John Steinbeck, bir kıvılcımla doğan ve dalga dalga büyüyen bir grevi kaleme alıyor. Torgas Vadisi’nde elma toplayıcılığı yapan işçiler, kötü muameleye ve düşük ücretlere karşı isyan eder ve bu isyan bir anda greve dönüşür. Toprak sahiplerine karşı büyük bir azimle girişilen ve iki işçinin önderliğiyle alevlenen bu kavga, tüm grevcilere büyük bir umut verir. Bitmeyen Kavga, işçilerin gündelik yaşamına odaklanan romanlarıyla benzersiz bir edebiyat evreni oluşturan Steinbeck’ten, cesaret ve ilham veren bir roman.

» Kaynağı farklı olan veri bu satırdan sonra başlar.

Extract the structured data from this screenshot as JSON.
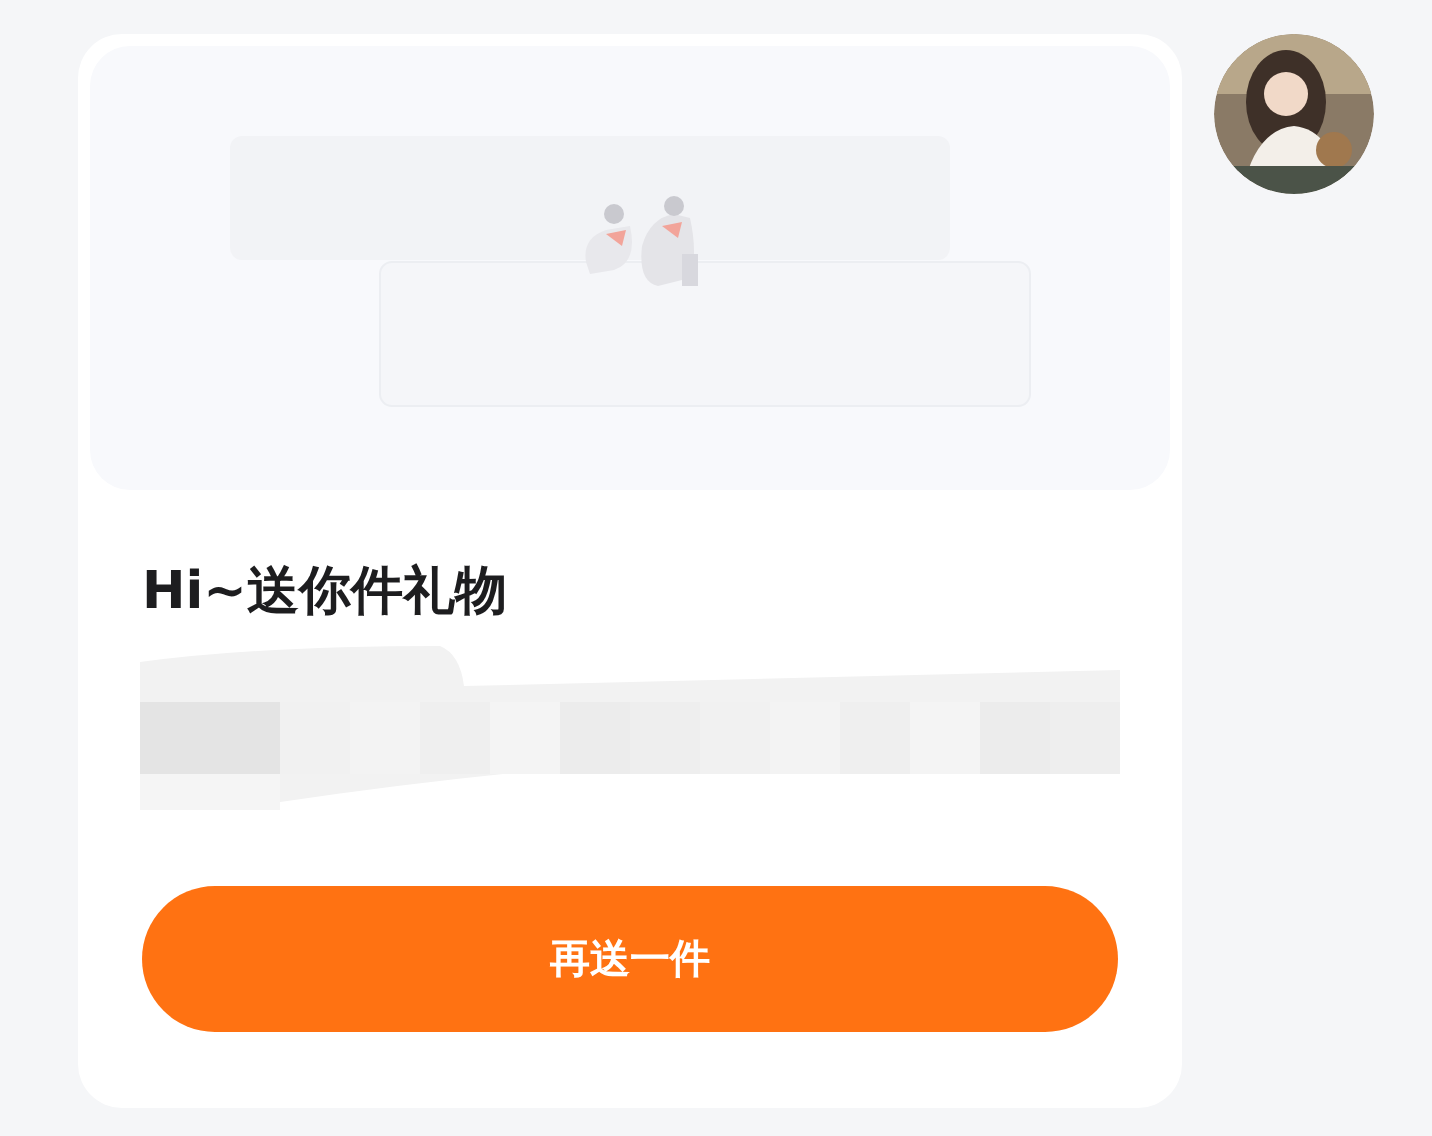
{
  "gift_card": {
    "title": "Hi~送你件礼物",
    "button": "再送一件"
  }
}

“Bitmeyen Kavga’da, insanlığın kendi kendisiyle tutuştuğu, acılarla dolu, ezeli ve ebedi savaşın sembolü olarak meyveliklerle dolu bir vadide girişilen küçük grevi seçtim.”
JOHN STEINBECK

“Bitmeyen Kavga, iktisadi ve toplumsal bir çalkantıdan yola çıkılarak yazılan en iyi işçi ve grev romanıdır.”
FRED T. MARCH

*

1

Sonunda akşam olmuş, dışarıda, caddede elektrikler yanmıştı. Köşedeki lokantanın neon yazısı yanıp sönüyor, havaya ikide bir koyu kırmızı bir ışık fırlatıyor ve Jim Nolan’ın odasını tatlı bir kızıllığa boğuyordu. Jim ayağını beyaz yatak örtüsüne dayamış; küçük, sert, salıncaklı bir sandalyede iki saattir oturuyordu. Nihayet ortalık iyice kararınca ayağını yataktan indirdi ve uyuşmuş bacaklarına eliyle vurdu. Bir an kıpırdamadan öylece durdu. Baldırları karıncalanıyordu. Sonra ayağa kalktı, elektrik düğmesine uzandı. Oda birdenbire aydınlandı, eşyalar meydana çıktı: büyük, beyaz yatak ve üzerinde bembeyaz pikesi, ceviz konsol, koyu renk dokumasına kadar eskimiş beyazlı kırmızılı halı.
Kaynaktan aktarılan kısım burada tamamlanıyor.